Okay, Dave Werner. You Win.


When we first opened Dave Werner’s portfolio site, Okaydave, we were astounded. Not only is it incredibly visually inventive, Werner displays his work (which began as school assignments) alongside short films that explain his design decisions. Did it work? Well, he now works at frog design, so we’d have to say yes. We talked to Dave about Okaydave, his personal site Okay Samurai, and why he’s gonna make a kung-fu Harry Potter movie.

Okay, so since Okay Samurai came first, what is Okay Samurai?
Okay Samurai was the name of a band I played in during high school and college growing up in Virginia, which provided me with a reason to learn how to make a website. When we went our separate ways after college, I held onto the domain and transitioned it into a personal journal/creative outlet called Okay Samurai Multimedia. Its purpose now is to keep in touch with friends and family and occasionally produce new personal projects.

How did you come up with the name?
The samurai part was based out of our shared love for old school kung-fu movies, and it seemed like a decent metaphor for a band. And “okay” is said in pretty much every poorly dubbed Jet Li and Jackie Chan movie at some point.

Where might we have seen your work?
Earlier this year I launched an online portfolio at okaydave.com, which helped open a few doors here and there. So maybe you’ve seen that, or one of the random Okay Samurai videos floating around places like YouTube (most likely the acoustic/loop pedal version of Usher’s “Yeah”).

What inspires you?
I’ve always been inspired the most by people who create worlds (like J.K. Rowling, Walt Disney, Steven Spielberg, Shigeru Miyamoto and John Lasseter, to name a few) instead of flat, one-dimensional products.

Tell us about your portfolio.
Okaydave is the end product after two years’ worth of graduate school at Portfolio Center in Atlanta. When it came time to put a portfolio together, Hank [Richardson] PC’s president, challenged me to present the work in a non-traditional way. The goal was to visualize what my imagination would look like if it was thrown onto a screen. The creation process took about three full months.

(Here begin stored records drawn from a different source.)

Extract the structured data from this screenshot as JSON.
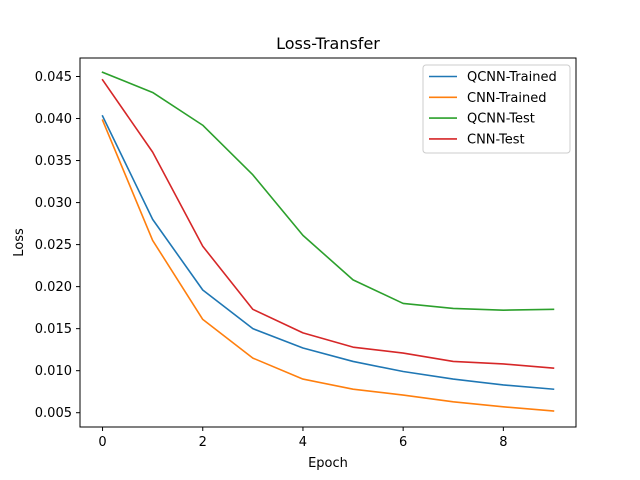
{
  "chart_data": {
    "type": "line",
    "title": "Loss-Transfer",
    "xlabel": "Epoch",
    "ylabel": "Loss",
    "x": [
      0,
      1,
      2,
      3,
      4,
      5,
      6,
      7,
      8,
      9
    ],
    "xlim": [
      -0.45,
      9.45
    ],
    "ylim": [
      0.0033,
      0.0472
    ],
    "xticks": [
      0,
      2,
      4,
      6,
      8
    ],
    "xtick_labels": [
      "0",
      "2",
      "4",
      "6",
      "8"
    ],
    "yticks": [
      0.005,
      0.01,
      0.015,
      0.02,
      0.025,
      0.03,
      0.035,
      0.04,
      0.045
    ],
    "ytick_labels": [
      "0.005",
      "0.010",
      "0.015",
      "0.020",
      "0.025",
      "0.030",
      "0.035",
      "0.040",
      "0.045"
    ],
    "grid": false,
    "legend_position": "top-right",
    "series": [
      {
        "name": "QCNN-Trained",
        "color": "#1f77b4",
        "values": [
          0.0403,
          0.028,
          0.0196,
          0.015,
          0.0127,
          0.0111,
          0.0099,
          0.009,
          0.0083,
          0.0078
        ]
      },
      {
        "name": "CNN-Trained",
        "color": "#ff7f0e",
        "values": [
          0.0398,
          0.0255,
          0.0161,
          0.0115,
          0.009,
          0.0078,
          0.0071,
          0.0063,
          0.0057,
          0.0052
        ]
      },
      {
        "name": "QCNN-Test",
        "color": "#2ca02c",
        "values": [
          0.0455,
          0.0431,
          0.0392,
          0.0333,
          0.0261,
          0.0208,
          0.018,
          0.0174,
          0.0172,
          0.0173
        ]
      },
      {
        "name": "CNN-Test",
        "color": "#d62728",
        "values": [
          0.0446,
          0.036,
          0.0248,
          0.0173,
          0.0145,
          0.0128,
          0.0121,
          0.0111,
          0.0108,
          0.0103
        ]
      }
    ]
  }
}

Why did you decide to add commentary to your portfolio?
It seemed like the most entertaining, informative way to tell the stories behind the projects. Hopefully the stories make the portfolio seem like more of a narrative experience and less of a thumbnail click-through. I wanted potential employers to see not just a final product, but the thinking and passion during the creative process as well.

Have you gotten a response from any of the companies you did spec pieces for?
Insanely enough, yeah. And instead of filing cease and desist orders, the corporate reaction has been extremely positive. I genuinely like all of the brands that I did spec projects for, so it was nice to get to know them all on a more personal level.

What are you currently working on?
I recently started working for frog design in New York. It’s been a great fit. Gaining real-world experience while working alongside incredibly talented people is a welcome daily challenge. Outside of the office, Cadence of Seasons (an interactive novel project from the portfolio) is still chugging along, as are plans for a couple of new online short films.

Will we be seeing a full-length feature soon?
That does seems like the logical next step. There are a million ideas and stories splashing around in my imagination, and hopefully I’ll be able to translate most of them into reality by the end of my career. Okaydave helped me realize that my greatest passion is storytelling, no matter what the medium. All I know is that if I do ever make a full-length feature, I guarantee there will be a poorly dubbed kung-fu fight in there somewhere.